Anyone who regularly transacts on the Ethereum blockchain knows the frustration of paying unnecessarily high gas fees. I recently discovered Ethereum Gas Bar with Alert after watching transaction costs fluctuate wildly throughout the day, and it’s proven to be exactly the kind of straightforward monitoring tool I needed sitting in my menu bar.
The app displays three categories of current gas prices (low, average, and high) sourced directly from Etherscan, along with the current Ethereum price in both USD and BTC. What makes this particularly useful is the customizable alert system. You can set a threshold for gas prices, and the app will notify you when fees drop below your target. For anyone who doesn’t need to execute transactions immediately, this can save substantial money by timing operations during network quiet periods.
I’ve been using this on my Mac Mini M4 for about two weeks now, primarily to monitor gas prices before executing smart contract interactions. The menu bar display is customizable with prefix and suffix options, including emoji support if that’s your style. I appreciate that the developer keeps the interface minimal. You get the information you need without unnecessary complexity or feature bloat.
Performance has been solid, roughly 1% CPU usage and around 35MB of memory based on Activity Monitor. The app pulls data from Etherscan’s API, which updates frequently enough to be useful without hammering your system resources. One aspect worth noting is that the free version provides core functionality, while the developer offers optional in-app purchases ($4.99, $9.99, and $99.99 tiers) structured as voluntary support rather than feature locks.
The app requires macOS 10.13 or later and comes in at 34.4 MB. Version 1.03, released in August 2025, includes an API update that resolved some data fetching issues I experienced in the previous version. The developer, Jiho Ryu at Academica.kr, appears to maintain the app actively based on the changelog.

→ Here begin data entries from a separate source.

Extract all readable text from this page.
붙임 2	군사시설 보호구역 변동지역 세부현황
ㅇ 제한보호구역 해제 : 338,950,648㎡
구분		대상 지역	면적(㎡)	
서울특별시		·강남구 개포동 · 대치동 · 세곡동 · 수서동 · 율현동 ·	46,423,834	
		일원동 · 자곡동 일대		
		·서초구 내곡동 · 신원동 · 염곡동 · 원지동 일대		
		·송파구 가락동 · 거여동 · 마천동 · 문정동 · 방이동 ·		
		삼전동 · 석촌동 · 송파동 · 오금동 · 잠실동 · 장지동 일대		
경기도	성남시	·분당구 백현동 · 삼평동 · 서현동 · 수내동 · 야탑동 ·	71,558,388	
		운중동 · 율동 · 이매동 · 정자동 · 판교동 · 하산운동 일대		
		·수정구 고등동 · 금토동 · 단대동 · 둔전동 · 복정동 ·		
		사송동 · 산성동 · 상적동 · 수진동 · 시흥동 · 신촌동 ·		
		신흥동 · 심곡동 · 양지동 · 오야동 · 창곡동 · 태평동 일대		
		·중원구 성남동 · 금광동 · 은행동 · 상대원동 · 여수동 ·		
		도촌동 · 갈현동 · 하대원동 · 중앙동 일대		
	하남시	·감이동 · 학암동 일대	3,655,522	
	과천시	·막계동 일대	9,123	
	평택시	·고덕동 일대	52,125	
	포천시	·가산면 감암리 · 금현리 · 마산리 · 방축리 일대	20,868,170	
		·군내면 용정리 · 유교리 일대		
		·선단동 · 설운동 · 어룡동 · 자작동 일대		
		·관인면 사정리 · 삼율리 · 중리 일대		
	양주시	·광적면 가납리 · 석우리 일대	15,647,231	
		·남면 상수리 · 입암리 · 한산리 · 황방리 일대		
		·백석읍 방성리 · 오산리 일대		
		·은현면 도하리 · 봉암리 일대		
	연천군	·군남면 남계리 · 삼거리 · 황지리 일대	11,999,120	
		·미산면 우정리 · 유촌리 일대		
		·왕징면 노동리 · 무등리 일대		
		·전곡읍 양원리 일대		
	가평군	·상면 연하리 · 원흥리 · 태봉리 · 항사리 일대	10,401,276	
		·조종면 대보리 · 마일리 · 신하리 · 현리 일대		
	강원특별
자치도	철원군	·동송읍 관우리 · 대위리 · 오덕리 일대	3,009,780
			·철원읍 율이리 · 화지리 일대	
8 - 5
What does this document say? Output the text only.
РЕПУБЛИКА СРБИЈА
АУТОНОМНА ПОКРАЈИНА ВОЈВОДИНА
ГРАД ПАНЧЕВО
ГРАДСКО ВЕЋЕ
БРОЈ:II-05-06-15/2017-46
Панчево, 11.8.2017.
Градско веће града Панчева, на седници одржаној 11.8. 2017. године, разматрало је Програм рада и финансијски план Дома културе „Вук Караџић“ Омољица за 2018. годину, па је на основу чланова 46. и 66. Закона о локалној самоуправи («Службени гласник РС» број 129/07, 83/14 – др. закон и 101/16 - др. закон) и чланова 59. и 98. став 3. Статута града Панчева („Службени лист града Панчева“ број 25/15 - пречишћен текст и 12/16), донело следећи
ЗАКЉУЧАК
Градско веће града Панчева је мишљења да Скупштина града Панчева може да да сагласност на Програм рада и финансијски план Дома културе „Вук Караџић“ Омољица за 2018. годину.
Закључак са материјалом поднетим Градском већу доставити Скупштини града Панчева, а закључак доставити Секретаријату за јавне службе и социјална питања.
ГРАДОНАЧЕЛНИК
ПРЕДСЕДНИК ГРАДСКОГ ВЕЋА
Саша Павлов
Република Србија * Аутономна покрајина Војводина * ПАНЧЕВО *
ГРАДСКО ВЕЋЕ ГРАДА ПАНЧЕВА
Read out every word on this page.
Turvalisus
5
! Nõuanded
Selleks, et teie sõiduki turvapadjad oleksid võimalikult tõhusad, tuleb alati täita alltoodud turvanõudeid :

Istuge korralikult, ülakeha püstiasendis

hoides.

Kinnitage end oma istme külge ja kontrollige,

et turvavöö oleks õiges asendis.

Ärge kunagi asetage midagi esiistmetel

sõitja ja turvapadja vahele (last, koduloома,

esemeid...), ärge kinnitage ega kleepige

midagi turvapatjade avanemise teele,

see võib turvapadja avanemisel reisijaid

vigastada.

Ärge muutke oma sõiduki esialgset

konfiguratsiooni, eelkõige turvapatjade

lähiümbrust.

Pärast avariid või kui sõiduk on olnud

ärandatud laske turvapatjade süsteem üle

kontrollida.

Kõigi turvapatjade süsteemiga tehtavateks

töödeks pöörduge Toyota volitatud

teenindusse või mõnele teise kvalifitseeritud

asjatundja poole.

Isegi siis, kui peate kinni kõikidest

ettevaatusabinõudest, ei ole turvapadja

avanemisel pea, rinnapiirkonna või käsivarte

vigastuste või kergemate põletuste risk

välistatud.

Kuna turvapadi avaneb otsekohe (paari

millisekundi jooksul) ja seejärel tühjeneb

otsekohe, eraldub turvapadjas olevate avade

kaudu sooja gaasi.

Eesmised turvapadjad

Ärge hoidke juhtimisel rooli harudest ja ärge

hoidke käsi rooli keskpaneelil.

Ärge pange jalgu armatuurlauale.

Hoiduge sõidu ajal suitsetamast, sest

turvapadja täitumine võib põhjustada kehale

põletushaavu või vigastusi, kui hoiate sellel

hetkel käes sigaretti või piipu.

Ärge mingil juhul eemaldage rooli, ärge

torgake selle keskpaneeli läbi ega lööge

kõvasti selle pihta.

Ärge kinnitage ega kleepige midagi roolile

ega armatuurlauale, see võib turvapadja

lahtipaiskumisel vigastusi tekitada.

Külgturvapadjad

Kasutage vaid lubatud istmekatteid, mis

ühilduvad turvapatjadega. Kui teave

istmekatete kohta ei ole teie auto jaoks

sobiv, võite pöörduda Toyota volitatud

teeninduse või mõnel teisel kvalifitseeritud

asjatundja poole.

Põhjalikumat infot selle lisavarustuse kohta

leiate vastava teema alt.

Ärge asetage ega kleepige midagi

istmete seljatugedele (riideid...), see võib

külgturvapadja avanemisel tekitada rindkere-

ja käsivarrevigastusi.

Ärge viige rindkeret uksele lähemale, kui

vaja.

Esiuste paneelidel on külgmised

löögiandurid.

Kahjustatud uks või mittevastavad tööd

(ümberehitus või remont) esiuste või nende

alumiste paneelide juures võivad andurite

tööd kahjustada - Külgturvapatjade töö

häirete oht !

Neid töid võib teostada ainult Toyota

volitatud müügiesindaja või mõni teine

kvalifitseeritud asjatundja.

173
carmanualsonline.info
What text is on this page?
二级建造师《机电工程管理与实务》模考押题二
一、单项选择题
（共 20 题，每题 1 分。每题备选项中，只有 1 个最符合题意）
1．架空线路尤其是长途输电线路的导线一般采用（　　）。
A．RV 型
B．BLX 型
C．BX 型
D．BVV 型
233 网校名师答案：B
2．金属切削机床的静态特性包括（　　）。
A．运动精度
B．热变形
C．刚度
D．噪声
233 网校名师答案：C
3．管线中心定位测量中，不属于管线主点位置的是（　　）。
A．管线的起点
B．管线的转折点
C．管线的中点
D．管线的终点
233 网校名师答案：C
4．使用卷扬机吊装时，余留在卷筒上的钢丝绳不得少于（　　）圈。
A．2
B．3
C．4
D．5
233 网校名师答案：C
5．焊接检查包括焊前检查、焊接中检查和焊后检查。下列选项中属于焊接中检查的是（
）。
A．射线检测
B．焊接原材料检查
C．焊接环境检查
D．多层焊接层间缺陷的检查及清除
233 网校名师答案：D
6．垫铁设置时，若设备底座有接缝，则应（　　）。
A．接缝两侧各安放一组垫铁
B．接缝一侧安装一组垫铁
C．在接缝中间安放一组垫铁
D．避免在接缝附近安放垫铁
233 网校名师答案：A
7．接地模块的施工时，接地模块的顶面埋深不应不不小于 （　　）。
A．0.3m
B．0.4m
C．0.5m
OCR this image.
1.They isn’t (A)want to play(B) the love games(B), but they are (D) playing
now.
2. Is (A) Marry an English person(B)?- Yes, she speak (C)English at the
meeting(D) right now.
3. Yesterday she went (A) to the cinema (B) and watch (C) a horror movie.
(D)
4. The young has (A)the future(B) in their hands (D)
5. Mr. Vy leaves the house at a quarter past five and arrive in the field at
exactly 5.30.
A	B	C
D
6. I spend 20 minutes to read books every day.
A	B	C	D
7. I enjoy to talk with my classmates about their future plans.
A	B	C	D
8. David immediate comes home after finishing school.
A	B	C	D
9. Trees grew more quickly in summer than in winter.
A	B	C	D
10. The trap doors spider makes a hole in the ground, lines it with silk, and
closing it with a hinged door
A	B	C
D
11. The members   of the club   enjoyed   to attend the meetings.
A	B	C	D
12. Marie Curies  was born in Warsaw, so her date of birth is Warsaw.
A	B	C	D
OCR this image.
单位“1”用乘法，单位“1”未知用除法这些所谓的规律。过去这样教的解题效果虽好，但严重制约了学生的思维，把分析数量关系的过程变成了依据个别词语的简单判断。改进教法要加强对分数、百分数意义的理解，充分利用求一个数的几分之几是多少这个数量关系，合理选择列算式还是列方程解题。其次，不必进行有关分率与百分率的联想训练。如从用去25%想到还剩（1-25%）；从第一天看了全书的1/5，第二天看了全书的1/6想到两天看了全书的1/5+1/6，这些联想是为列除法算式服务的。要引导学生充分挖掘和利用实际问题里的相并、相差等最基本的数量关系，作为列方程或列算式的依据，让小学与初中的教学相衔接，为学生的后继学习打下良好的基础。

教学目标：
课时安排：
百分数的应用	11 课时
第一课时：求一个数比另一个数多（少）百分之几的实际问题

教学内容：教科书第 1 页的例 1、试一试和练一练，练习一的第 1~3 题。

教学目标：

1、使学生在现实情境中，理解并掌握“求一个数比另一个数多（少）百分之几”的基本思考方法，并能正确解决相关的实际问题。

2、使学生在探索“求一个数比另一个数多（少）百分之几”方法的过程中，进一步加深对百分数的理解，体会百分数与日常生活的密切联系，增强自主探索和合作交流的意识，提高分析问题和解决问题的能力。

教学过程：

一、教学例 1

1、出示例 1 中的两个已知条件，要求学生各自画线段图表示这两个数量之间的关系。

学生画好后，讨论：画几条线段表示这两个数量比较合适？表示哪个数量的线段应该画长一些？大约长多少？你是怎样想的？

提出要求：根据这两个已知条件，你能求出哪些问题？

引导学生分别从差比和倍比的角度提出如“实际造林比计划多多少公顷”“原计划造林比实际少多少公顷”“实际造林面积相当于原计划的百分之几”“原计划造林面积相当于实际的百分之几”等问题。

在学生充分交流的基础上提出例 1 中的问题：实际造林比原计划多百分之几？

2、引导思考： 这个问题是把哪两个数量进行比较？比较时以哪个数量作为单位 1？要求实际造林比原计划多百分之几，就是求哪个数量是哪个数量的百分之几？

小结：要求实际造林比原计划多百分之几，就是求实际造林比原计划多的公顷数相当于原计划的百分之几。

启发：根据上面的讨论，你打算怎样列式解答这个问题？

This app is specifically for active Ethereum users who care about transaction timing and cost optimization. If you’re just holding cryptocurrency without making transactions, this probably isn’t relevant to your workflow. But if you’re interacting with DeFi protocols, minting NFTs, or regularly moving assets on the Ethereum network, having gas price visibility at a glance is genuinely useful. The alert system means you can queue up transactions and wait for optimal execution windows rather than checking manually throughout the day.
According to the App Store listing, the app doesn’t collect any user data, which aligns with the privacy-conscious approach I prefer. It’s a focused tool that does one thing well without trying to become a comprehensive cryptocurrency dashboard.